Former Pakistan paceman Mohammad Amir on Thursday left for London where he is set to face a criminal trial for corruption charges over alleged spot fixing.
Amir, former captain Salman Butt, fellow fast bowler Mohammad Asif and their agent Mazher Majeed have been charged with conspiracy to cheat and conspiracy to obtain and accept corrupt payments.
The quartet were arrested after police inquiries following accusations in the News of the World newspaper that no-balls were deliberately bowled in the fourth Test match at London's Lord's Cricket Ground last August.
Friday's hearing at Southwark Crown Court, south London, is expected to be a procedural affair where the date for the trial proper will be set.
The three players face charges of conspiracy to cheat and conspiracy to obtain and accept corrupt payment - crimes punishable by two to seven years' imprisonment under English law.

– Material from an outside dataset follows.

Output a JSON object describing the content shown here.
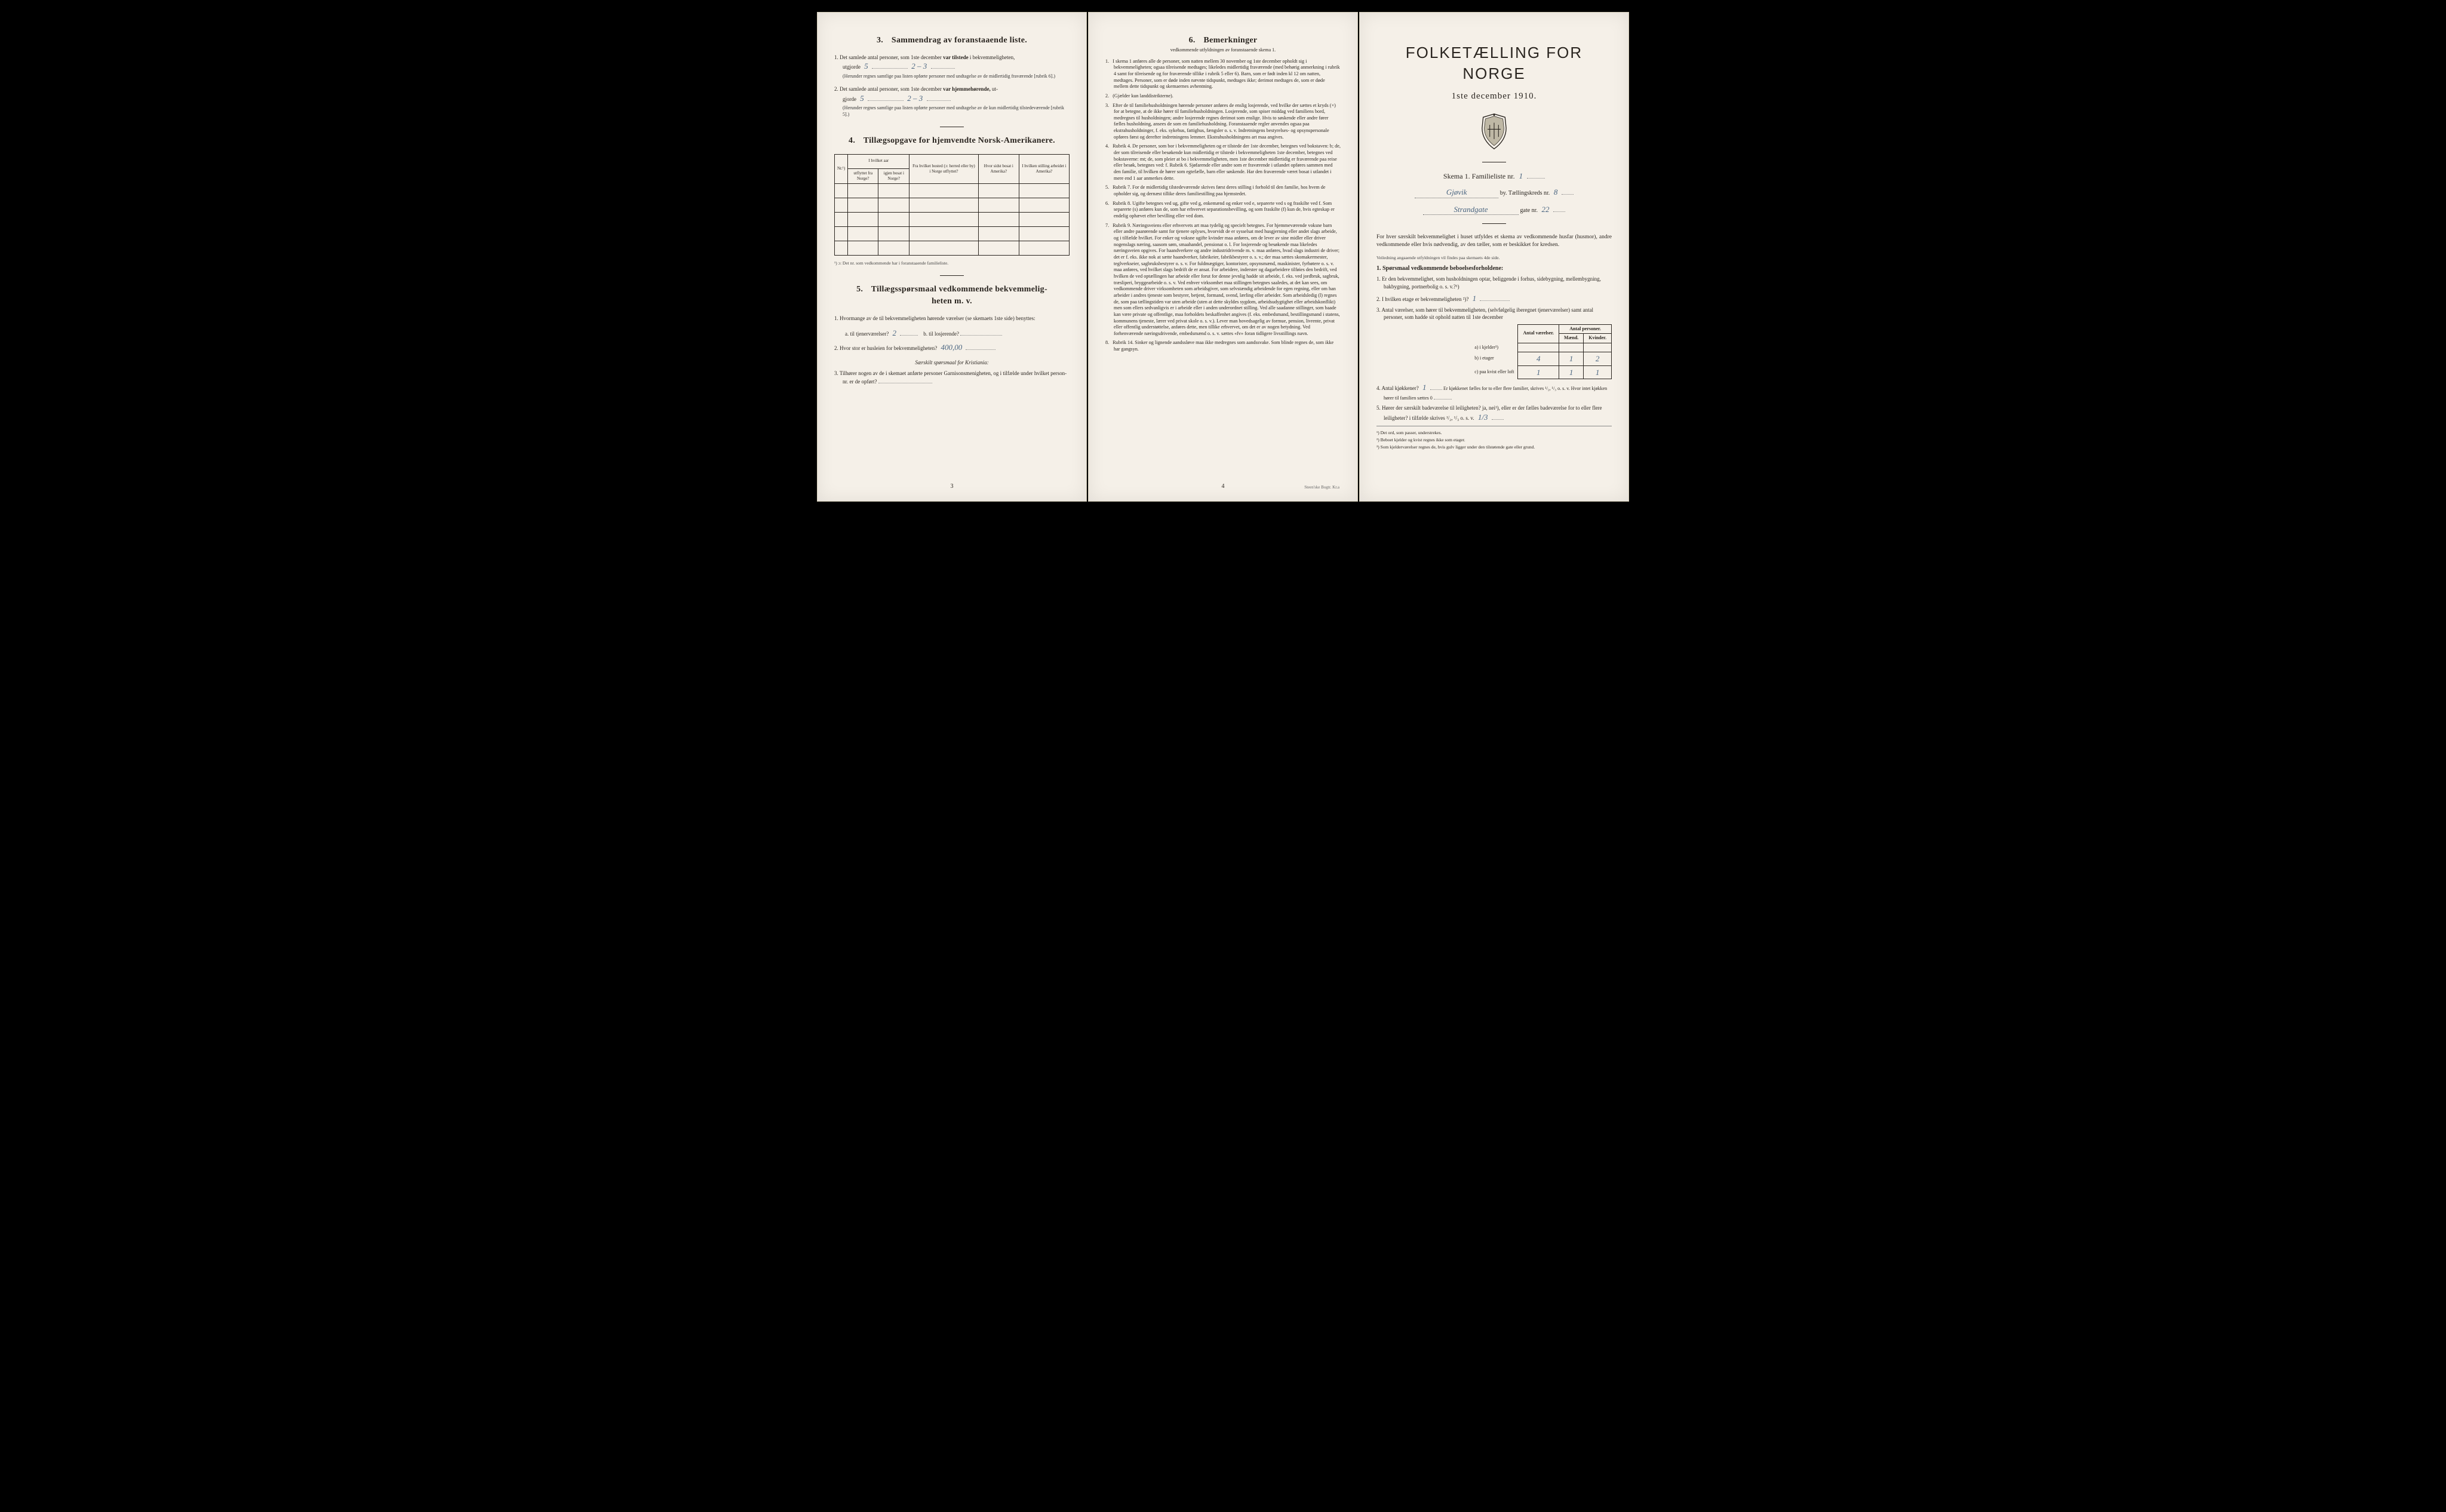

The four accused appeared at a hearing in a London court on March 17, which granted them bail and ordered them to appear on May 20.
Amir said his visit had been delayed because of visa problems.
"Now I have sorted that out and am going to attend the hearing on Friday with a hope that this crisis is resolved soon," Amir told AFP.
Asif flew to London on Monday, while Butt said he was not required to attend the hearing.
"My lawyer will handle the hearing," Butt told AFP.
Asif also raised hopes of a quick resolution.
"I am going to London with a clear mind and that is to keep on fighting this case till my innocence is proven," Asif told reporters earlier this week.
A separate and independent International Cricket Council (ICC) anti-corruption tribunal has already banned the three players for a minimum of five years each.
All three have, however, filed appeals against their bans at the Court of Arbitration for Sport (CAS) in Lausanne, Switzerland.